Scale-Up and Generalization of Horizontal-Base Pin-Fin Heat Sinks in Natural Convection and Radiation

[+] Author and Article Information
D. Sahray, G. Ziskind, R. Letan

Department of Mechanical Engineering, Heat Transfer Laboratory, Ben-Gurion University of the Negev, P.O. Box 653, Beer-Sheva 84105, Israel

J. Heat Transfer 132(11), 112502 (Aug 13, 2010) (10 pages) doi:10.1115/1.4002032 History: Received March 23, 2010; Revised May 27, 2010; Published August 13, 2010; Online August 13, 2010

This paper provides further insight in heat transfer from horizontal-base pin fin heat-sinks in free convection of air. The main objective is to assess the effect of base size, and this with regard to the effects of fin height and fin population density studied in a previous work (Sahray, D., , 2010, “Study and Optimization of Horizontal-Base Pin-Fin Heat Sinks in Natural Convection and Radiation,” ASME J. Heat Transfer, 132(012503), pp. 1–13). To this end, experimental and numerical investigations are performed with sinks of different base sizes. The sinks are made of aluminum, with no contact resistance between the base and the fins, and are heated using foil electrical heaters. In the corresponding numerical study, the sinks and their environment are modeled using the FLUENT 6.3 software. In the experiments, sink bases of 100×100mm2 and 200×200mm2 are used, while in the numerical study sinks of 50×50mm2 are investigated, too. In addition to the sinks with exposed, free edges (Sahray, D., , 2010, “Study and Optimization of Horizontal-Base Pin-Fin Heat Sinks in Natural Convection and Radiation,” ASME J. Heat Transfer, 132(012503), pp. 1–13), the same sinks are explored also with their edges blocked. This is done in order to exclude the edge effect, thus making it possible to estimate heat transfer from a sink of an “infinite” base size.

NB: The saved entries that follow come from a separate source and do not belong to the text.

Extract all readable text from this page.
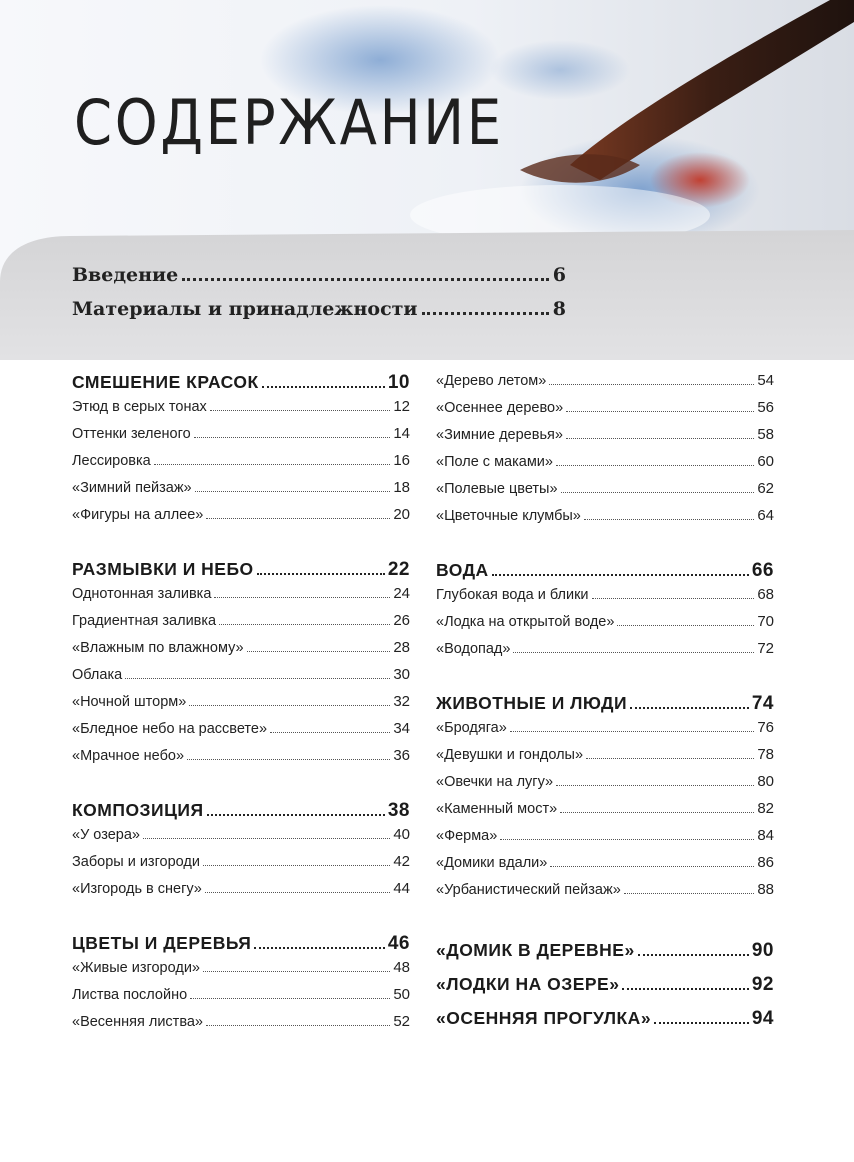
СОДЕРЖАНИЕ
Введение	6
Материалы и принадлежности	8
СМЕШЕНИЕ КРАСОК	10
Этюд в серых тонах	12
Оттенки зеленого	14
Лессировка	16
«Зимний пейзаж»	18
«Фигуры на аллее»	20
РАЗМЫВКИ И НЕБО	22
Однотонная заливка	24
Градиентная заливка	26
«Влажным по влажному»	28
Облака	30
«Ночной шторм»	32
«Бледное небо на рассвете»	34
«Мрачное небо»	36
КОМПОЗИЦИЯ	38
«У озера»	40
Заборы и изгороди	42
«Изгородь в снегу»	44
ЦВЕТЫ И ДЕРЕВЬЯ	46
«Живые изгороди»	48
Листва послойно	50
«Весенняя листва»	52
«Дерево летом»	54
«Осеннее дерево»	56
«Зимние деревья»	58
«Поле с маками»	60
«Полевые цветы»	62
«Цветочные клумбы»	64
ВОДА	66
Глубокая вода и блики	68
«Лодка на открытой воде»	70
«Водопад»	72
ЖИВОТНЫЕ И ЛЮДИ	74
«Бродяга»	76
«Девушки и гондолы»	78
«Овечки на лугу»	80
«Каменный мост»	82
«Ферма»	84
«Домики вдали»	86
«Урбанистический пейзаж»	88
«ДОМИК В ДЕРЕВНЕ»	90
«ЛОДКИ НА ОЗЕРЕ»	92
«ОСЕННЯЯ ПРОГУЛКА»	94
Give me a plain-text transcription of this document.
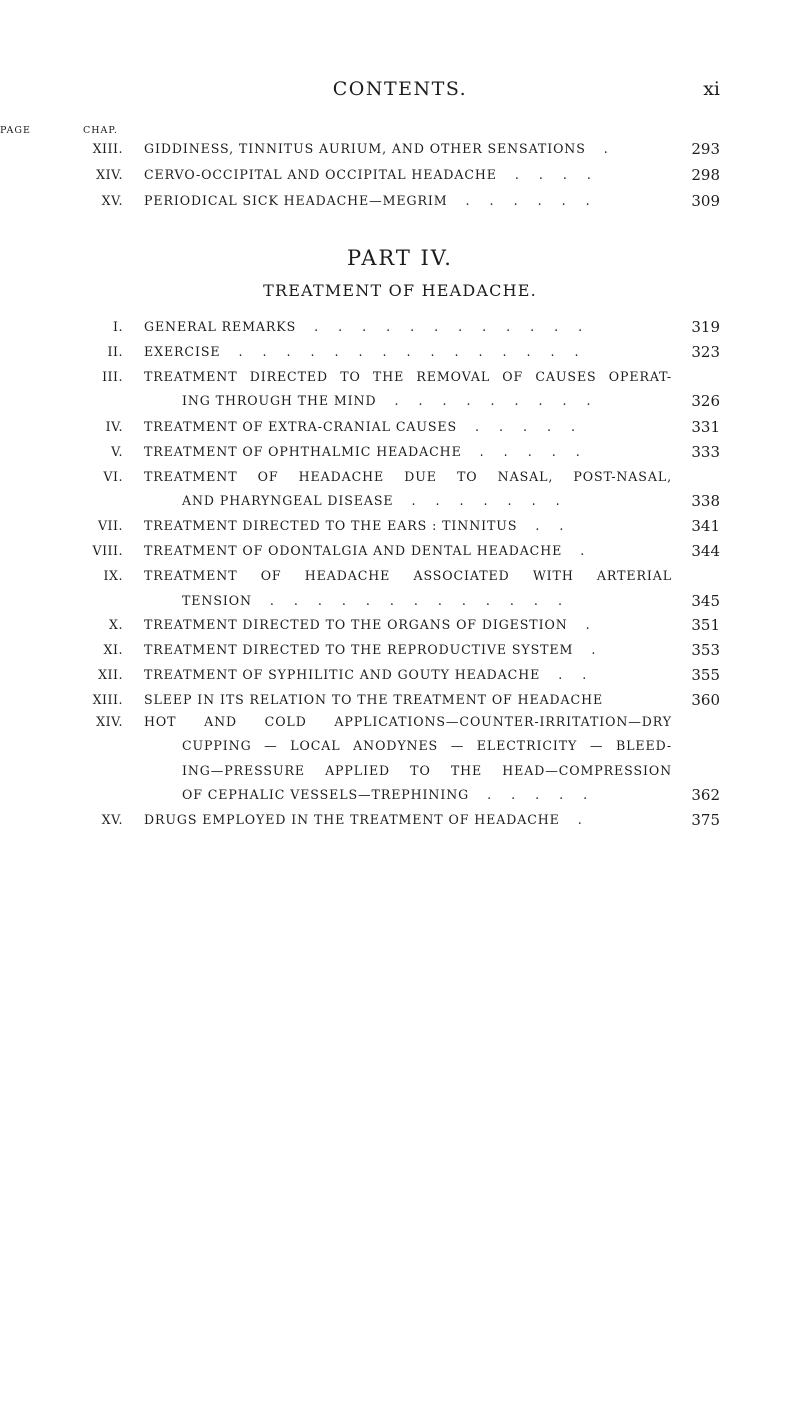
CONTENTS.	xi
CHAP.
PAGE
XIII. GIDDINESS, TINNITUS AURIUM, AND OTHER SENSATIONS .	293
XIV. CERVO-OCCIPITAL AND OCCIPITAL HEADACHE . . . .	298
XV. PERIODICAL SICK HEADACHE—MEGRIM . . . . . .	309
PART IV.
TREATMENT OF HEADACHE.
I. GENERAL REMARKS . . . . . . . . . . . .	319
II. EXERCISE . . . . . . . . . . . . . . .	323
III. TREATMENT DIRECTED TO THE REMOVAL OF CAUSES OPERAT-
ING THROUGH THE MIND . . . . . . . . .	326
IV. TREATMENT OF EXTRA-CRANIAL CAUSES . . . . .	331
V. TREATMENT OF OPHTHALMIC HEADACHE . . . . .	333
VI. TREATMENT OF HEADACHE DUE TO NASAL, POST-NASAL,
AND PHARYNGEAL DISEASE . . . . . . .	338
VII. TREATMENT DIRECTED TO THE EARS : TINNITUS . .	341
VIII. TREATMENT OF ODONTALGIA AND DENTAL HEADACHE .	344
IX. TREATMENT OF HEADACHE ASSOCIATED WITH ARTERIAL
TENSION . . . . . . . . . . . . .	345
X. TREATMENT DIRECTED TO THE ORGANS OF DIGESTION .	351
XI. TREATMENT DIRECTED TO THE REPRODUCTIVE SYSTEM .	353
XII. TREATMENT OF SYPHILITIC AND GOUTY HEADACHE . .	355
XIII. SLEEP IN ITS RELATION TO THE TREATMENT OF HEADACHE	360
XIV. HOT AND COLD APPLICATIONS—COUNTER-IRRITATION—DRY
CUPPING — LOCAL ANODYNES — ELECTRICITY — BLEED-
ING—PRESSURE APPLIED TO THE HEAD—COMPRESSION
OF CEPHALIC VESSELS—TREPHINING . . . . .	362
XV. DRUGS EMPLOYED IN THE TREATMENT OF HEADACHE .	375
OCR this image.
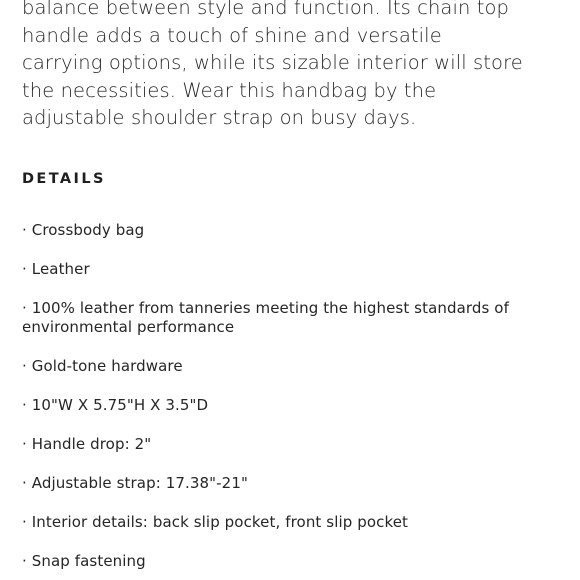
balance between style and function. Its chain top
handle adds a touch of shine and versatile
carrying options, while its sizable interior will store
the necessities. Wear this handbag by the
adjustable shoulder strap on busy days.

DETAILS
· Crossbody bag
· Leather
· 100% leather from tanneries meeting the highest standards of environmental performance
· Gold-tone hardware
· 10"W X 5.75"H X 3.5"D
· Handle drop: 2"
· Adjustable strap: 17.38"-21"
· Interior details: back slip pocket, front slip pocket
· Snap fastening
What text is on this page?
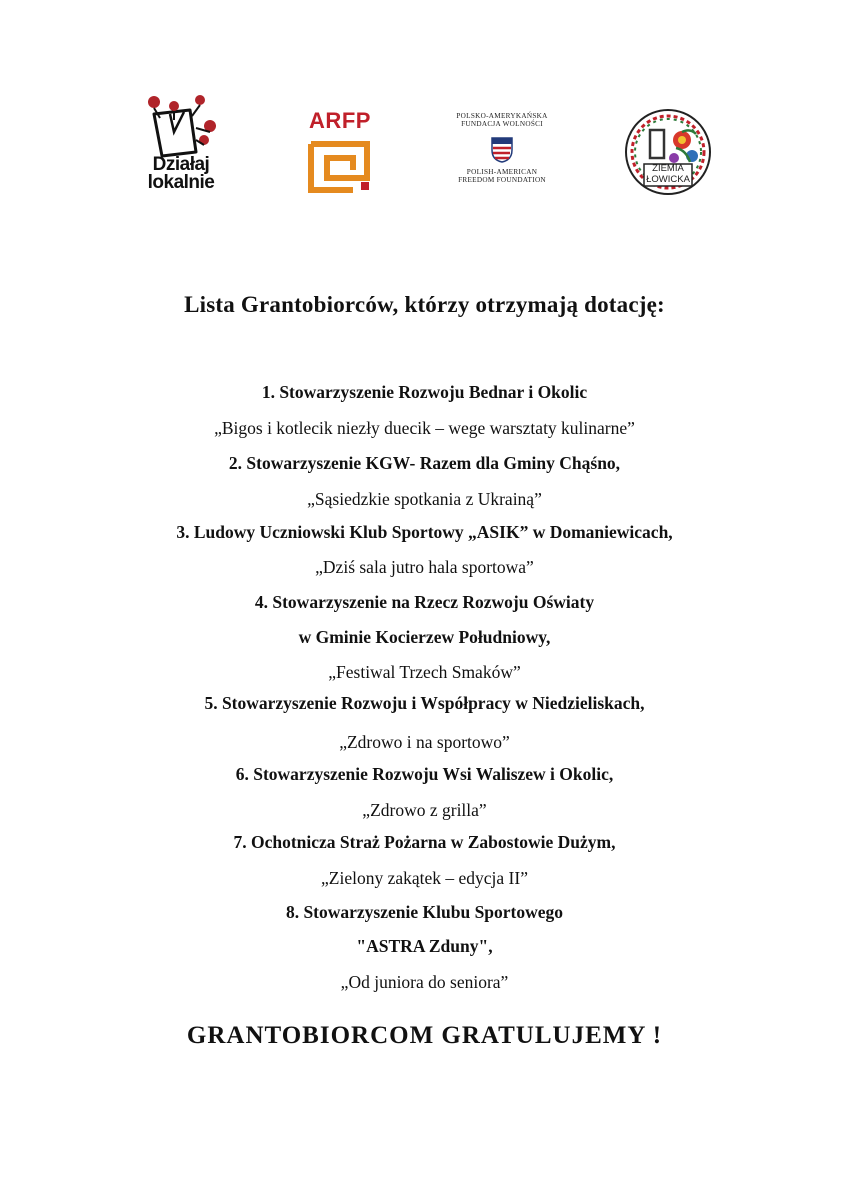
Działaj
lokalnie
ARFP	POLSKO-AMERYKAŃSKA
FUNDACJA WOLNOŚCI
POLISH-AMERICAN
FREEDOM FOUNDATION
ZIEMIA
ŁOWICKA
Lista Grantobiorców, którzy otrzymają dotację:
1. Stowarzyszenie Rozwoju Bednar i Okolic
„Bigos i kotlecik niezły duecik – wege warsztaty kulinarne”
2. Stowarzyszenie KGW- Razem dla Gminy Chąśno,
„Sąsiedzkie spotkania z Ukrainą”
3. Ludowy Uczniowski Klub Sportowy „ASIK” w Domaniewicach,
„Dziś sala jutro hala sportowa”
4. Stowarzyszenie na Rzecz Rozwoju Oświaty
w Gminie Kocierzew Południowy,
„Festiwal Trzech Smaków”
5. Stowarzyszenie Rozwoju i Współpracy w Niedzieliskach,
„Zdrowo i na sportowo”
6. Stowarzyszenie Rozwoju Wsi Waliszew i Okolic,
„Zdrowo z grilla”
7. Ochotnicza Straż Pożarna w Zabostowie Dużym,
„Zielony zakątek – edycja II”
8. Stowarzyszenie Klubu Sportowego
"ASTRA Zduny",
„Od juniora do seniora”
GRANTOBIORCOM GRATULUJEMY !
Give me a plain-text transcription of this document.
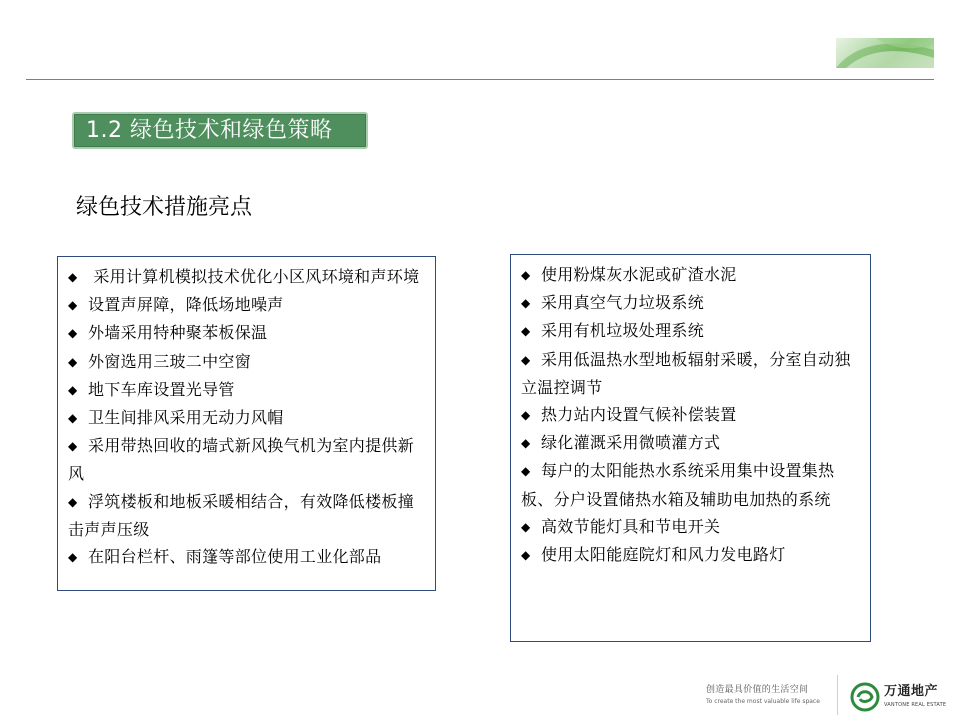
1.2 绿色技术和绿色策略
绿色技术措施亮点
◆ 采用计算机模拟技术优化小区风环境和声环境
◆ 设置声屏障，降低场地噪声
◆ 外墙采用特种聚苯板保温
◆ 外窗选用三玻二中空窗
◆ 地下车库设置光导管
◆ 卫生间排风采用无动力风帽
◆ 采用带热回收的墙式新风换气机为室内提供新风
◆ 浮筑楼板和地板采暖相结合，有效降低楼板撞击声声压级
◆ 在阳台栏杆、雨篷等部位使用工业化部品
◆ 使用粉煤灰水泥或矿渣水泥
◆ 采用真空气力垃圾系统
◆ 采用有机垃圾处理系统
◆ 采用低温热水型地板辐射采暖，分室自动独立温控调节
◆ 热力站内设置气候补偿装置
◆ 绿化灌溉采用微喷灌方式
◆ 每户的太阳能热水系统采用集中设置集热板、分户设置储热水箱及辅助电加热的系统
◆ 高效节能灯具和节电开关
◆ 使用太阳能庭院灯和风力发电路灯
创造最具价值的生活空间
To create the most valuable life space
万通地产
VANTONE REAL ESTATE
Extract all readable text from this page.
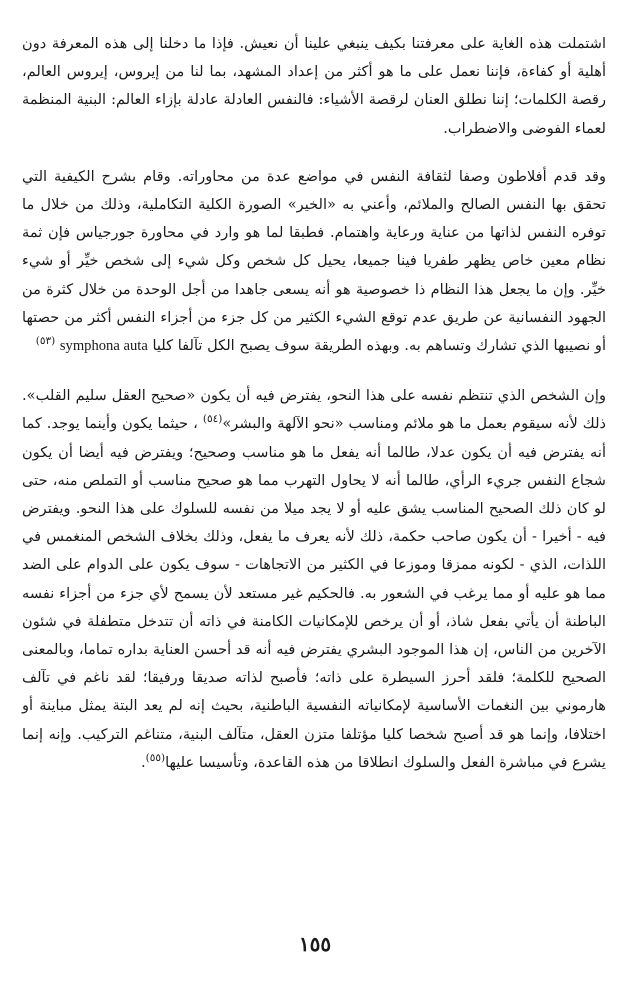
اشتملت هذه الغاية على معرفتنا بكيف ينبغي علينا أن نعيش. فإذا ما دخلنا إلى هذه المعرفة دون أهلية أو كفاءة، فإننا نعمل على ما هو أكثر من إعداد المشهد، بما لنا من إيروس، إيروس العالم، رقصة الكلمات؛ إننا نطلق العنان لرقصة الأشياء: فالنفس العادلة عادلة بإزاء العالم: البنية المنظمة لعماء الفوضى والاضطراب.

وقد قدم أفلاطون وصفا لثقافة النفس في مواضع عدة من محاوراته. وقام بشرح الكيفية التي تحقق بها النفس الصالح والملائم، وأعني به «الخير» الصورة الكلية التكاملية، وذلك من خلال ما توفره النفس لذاتها من عناية ورعاية واهتمام. فطبقا لما هو وارد في محاورة جورجياس فإن ثمة نظام معين خاص يظهر طفريا فينا جميعا، يحيل كل شخص وكل شيء إلى شخص خيِّر أو شيء خيِّر. وإن ما يجعل هذا النظام ذا خصوصية هو أنه يسعى جاهدا من أجل الوحدة من خلال كثرة من الجهود النفسانية عن طريق عدم توقع الشيء الكثير من كل جزء من أجزاء النفس أكثر من حصتها أو نصيبها الذي تشارك وتساهم به. وبهذه الطريقة سوف يصبح الكل تآلفا كليا symphona auta $^{(٥٣)}$

وإن الشخص الذي تنتظم نفسه على هذا النحو، يفترض فيه أن يكون «صحيح العقل سليم القلب». ذلك لأنه سيقوم بعمل ما هو ملائم ومناسب «نحو الآلهة والبشر»$^{(٥٤)}$ ، حيثما يكون وأينما يوجد. كما أنه يفترض فيه أن يكون عدلا، طالما أنه يفعل ما هو مناسب وصحيح؛ ويفترض فيه أيضا أن يكون شجاع النفس جريء الرأي، طالما أنه لا يحاول التهرب مما هو صحيح مناسب أو التملص منه، حتى لو كان ذلك الصحيح المناسب يشق عليه أو لا يجد ميلا من نفسه للسلوك على هذا النحو. ويفترض فيه - أخيرا - أن يكون صاحب حكمة، ذلك لأنه يعرف ما يفعل، وذلك بخلاف الشخص المنغمس في اللذات، الذي - لكونه ممزقا وموزعا في الكثير من الاتجاهات - سوف يكون على الدوام على الضد مما هو عليه أو مما يرغب في الشعور به. فالحكيم غير مستعد لأن يسمح لأي جزء من أجزاء نفسه الباطنة أن يأتي بفعل شاذ، أو أن يرخص للإمكانيات الكامنة في ذاته أن تتدخل متطفلة في شئون الآخرين من الناس، إن هذا الموجود البشري يفترض فيه أنه قد أحسن العناية بداره تماما، وبالمعنى الصحيح للكلمة؛ فلقد أحرز السيطرة على ذاته؛ فأصبح لذاته صديقا ورفيقا؛ لقد ناغم في تآلف هارموني بين النغمات الأساسية لإمكانياته النفسية الباطنية، بحيث إنه لم يعد البتة يمثل مباينة أو اختلافا، وإنما هو قد أصبح شخصا كليا مؤتلفا متزن العقل، متآلف البنية، متناغم التركيب. وإنه إنما يشرع في مباشرة الفعل والسلوك انطلاقا من هذه القاعدة، وتأسيسا عليها$^{(٥٥)}$.

١٥٥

Heat-transfer enhancement due to the fins is assessed quantitatively and analyzed for various base sizes and fin heights. The effect of fin location in the array on its contribution to the heat-transfer rate from the sink is analyzed. By decoupling convection from radiation, a dimensional analysis of the results for natural convection is attempted. Interdependence of the base size and fin height effects on the heat transfer is demonstrated. A correlation that encompasses all the cases studied herein is obtained, in which the Nusselt number depends on the Rayleigh number, which uses the “clear” spacing between fins as the characteristic length, and on the dimensions of the fins and the base.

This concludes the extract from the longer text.